The root node is an ancestor to all nodes because there is a path from it to all other nodes. Therefore, you can start at the root node and follow a path through the common ancestors of both nodes. When your target values are both less than the current node, you go left. When they are both greater, you go right. The first node you encounter that is between your target values is the lowest common ancestor.

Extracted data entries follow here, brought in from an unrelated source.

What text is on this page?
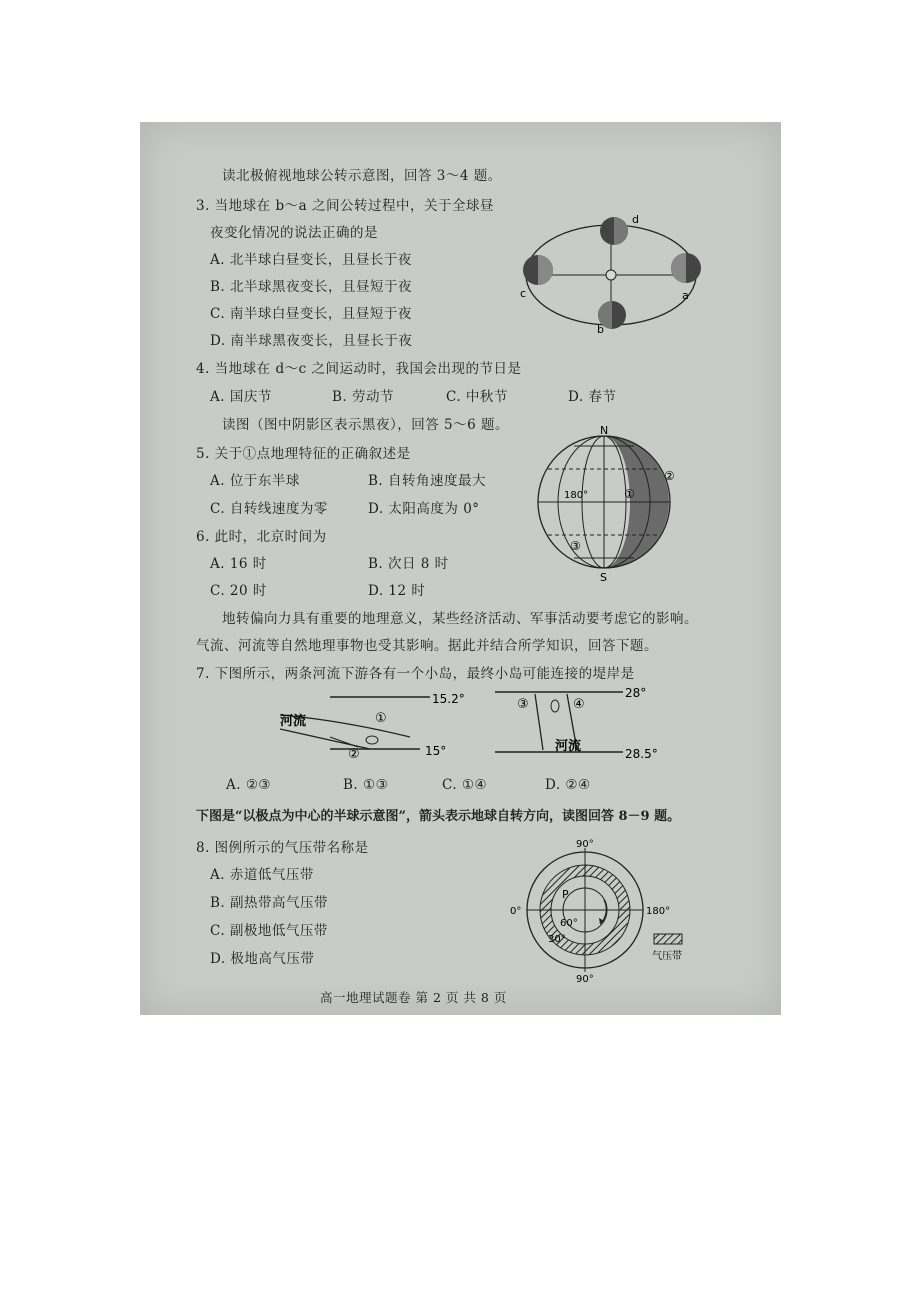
读北极俯视地球公转示意图，回答 3～4 题。
3. 当地球在 b～a 之间公转过程中，关于全球昼
夜变化情况的说法正确的是
A. 北半球白昼变长，且昼长于夜
B. 北半球黑夜变长，且昼短于夜
C. 南半球白昼变长，且昼短于夜
D. 南半球黑夜变长，且昼长于夜
4. 当地球在 d～c 之间运动时，我国会出现的节日是
A. 国庆节	B. 劳动节	C. 中秋节	D. 春节
d
b
c	a
读图（图中阴影区表示黑夜），回答 5～6 题。
5. 关于①点地理特征的正确叙述是
A. 位于东半球	B. 自转角速度最大
C. 自转线速度为零	D. 太阳高度为 0°
6. 此时，北京时间为
A. 16 时	B. 次日 8 时
C. 20 时	D. 12 时
N
S
180°	①
②
③
地转偏向力具有重要的地理意义，某些经济活动、军事活动要考虑它的影响。
气流、河流等自然地理事物也受其影响。据此并结合所学知识，回答下题。
7. 下图所示，两条河流下游各有一个小岛，最终小岛可能连接的堤岸是
15.2°
15°
河流	①
②
28°
28.5°
河流
③	④
A. ②③	B. ①③	C. ①④	D. ②④
下图是“以极点为中心的半球示意图”，箭头表示地球自转方向，读图回答 8－9 题。
8. 图例所示的气压带名称是
A. 赤道低气压带
B. 副热带高气压带
C. 副极地低气压带
D. 极地高气压带
90°
90°
0°	180°
P
60°
30°
气压带
高一地理试题卷 第 2 页 共 8 页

Based on this description, and referring to the values of the two nodes as value1 and value2, you can derive the following algorithm:
Examine the current node If value1 and value2 are both less than the current node's value Examine the left child If value1 and value2 are both greater than the current node's value Examine the right child Otherwise The current node is the lowest common ancestor
This solution may seem to suggest using recursion because it is a tree and the algorithm has a recursive structure to it, but recursion is not necessary here. Recursion is most useful when moving through multiple branches of a tree or examining some special pattern of nodes. Here you are only traveling down the tree. It’s easy to implement this kind of traversal iteratively:
Node findLowestCommonAncestor( Node root, int value1, int value2 ){ while( root != null ){ int value = root.getValue(); if( value > value1 && value > value2 ){ root = root.getLeft(); } else if( value < value1 && value < value2 ){ root = root.getRight(); } else { return root; } } return null; // only if empty tree } // Overload it to handle nodes as well Node findLowestCommonAncestor( Node root, Node child1, Node child2 ){ if( root == null || child1 == null || child2 == null ){ return null; } return findLowestCommonAncestor( root, child1.getValue(), child2.getValue() ); }
What’s the running time of this algorithm? You are traveling down a path to the lowest common ancestor. Recall that traveling a path to any one node takes O(log(n)). Therefore, this is an O(log(n)) algorithm. In addition, this is slightly more efficient than a similar recursive solution because you don’t have the overhead of repeated function calls.